It is evident, that, according to Pope’s own estimate, Broome was unkindly treated. If four books could merit three hundred pounds, eight, and all the notes, equivalent, at least, to four, had certainly a right to more than six.

Broome probably considered himself as injured, and there was, for some time, more than coldness between him and his employer. He always spoke of Pope as too much a lover of money; and Pope pursued him with avowed hostility; for he not only named him disrespectfully in the Dunciad, but quoted him more than once in the Bathos, as a proficient in the Art of Sinking; and in his enumeration of the different kinds of poets distinguished for the profound, he reckons Broome among “the parrots who repeat another’s words in such a hoarse odd tone as makes them seem their own.” I have been told that they were afterwards reconciled; but I am afraid their peace was without friendship.

He afterwards published a Miscellany of Poems, which is inserted, with corrections, in the late compilation.

He never rose to a very high dignity in the church. He was some time rector of Sturston, in Suffolk, where he married a wealthy widow; and afterwards, when the king visited Cambridge, 1728, became doctor of laws. He was, in August, 1728, presented by the crown to the rectory of Pulham, in Norfolk, which he held with Oakley Magna, in Suffolk, given him by the lord Cornwallis, to whom he was chaplain, and who added the vicarage of Eye, in Suffolk; he then resigned Pulham, and retained the other two.

Towards the close of his life he grew again poetical, and amused himself with translating Odes of Anacreon, which he published in the Gentleman’s Magazine, under the name of Chester.

He died at Bath, November 16,1745, and was buried in the abbey church.

Of Broome, though it cannot be said that he was a great poet, it would be unjust to deny that he was an excellent versifier; his lines are smooth and sonorous, and his diction is select and elegant. His rhymes are sometimes unsuitable; in his Melancholy, he makes breath rhyme to birth in one place, and to earth in another. Those faults occur but seldom; and he had such power of words and numbers as fitted him for translation; but, in his original works, recollection seems to have been his business more than invention. His imitations are so apparent, that it is part of his reader’s employment to recall the verses of some former poet. Sometimes he copies the most popular writers, for he seems scarcely to endeavour at concealment; and sometimes he picks up fragments in obscure corners.

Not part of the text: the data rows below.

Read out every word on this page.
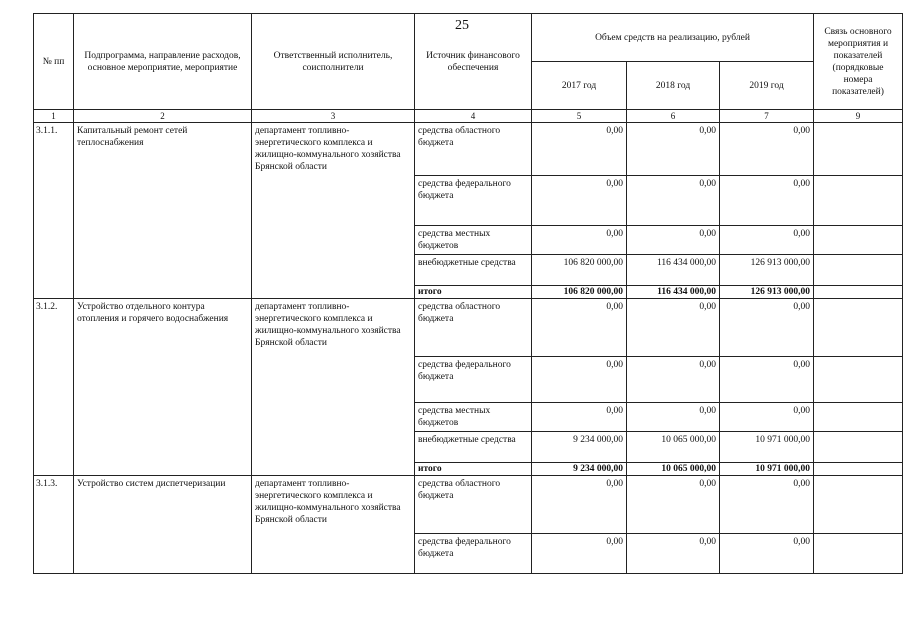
25
№ пп	Подпрограмма, направление расходов, основное мероприятие, мероприятие	Ответственный исполнитель, соисполнители	Источник финансового обеспечения	Объем средств на реализацию, рублей			Связь основного мероприятия и показателей (порядковые номера показателей)
				2017 год	2018 год	2019 год	
1	2	3	4	5	6	7	9
3.1.1.	Капитальный ремонт сетей теплоснабжения	департамент топливно-энергетического комплекса и жилищно-коммунального хозяйства Брянской области	средства областного бюджета	0,00	0,00	0,00	
			средства федерального бюджета	0,00	0,00	0,00	
			средства местных бюджетов	0,00	0,00	0,00	
			внебюджетные средства	106 820 000,00	116 434 000,00	126 913 000,00	
			итого	106 820 000,00	116 434 000,00	126 913 000,00	
3.1.2.	Устройство отдельного контура отопления и горячего водоснабжения	департамент топливно-энергетического комплекса и жилищно-коммунального хозяйства Брянской области	средства областного бюджета	0,00	0,00	0,00	
			средства федерального бюджета	0,00	0,00	0,00	
			средства местных бюджетов	0,00	0,00	0,00	
			внебюджетные средства	9 234 000,00	10 065 000,00	10 971 000,00	
			итого	9 234 000,00	10 065 000,00	10 971 000,00	
3.1.3.	Устройство систем диспетчеризации	департамент топливно-энергетического комплекса и жилищно-коммунального хозяйства Брянской области	средства областного бюджета	0,00	0,00	0,00	
			средства федерального бюджета	0,00	0,00	0,00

His lines to Fenton,

Serene, the sting of pain thy thoughts beguile,
And make afflictions objects of a smile,

brought to my mind some lines on the death of queen Mary, written by Barnes, of whom I should not have expected to find an imitator;

But thou, O muse! whose sweet nepenthean tongue
Can charm the pangs of death with deathless song,
Canst stinging plagues with easy thoughts beguile,
Make pains and tortures objects of a smile.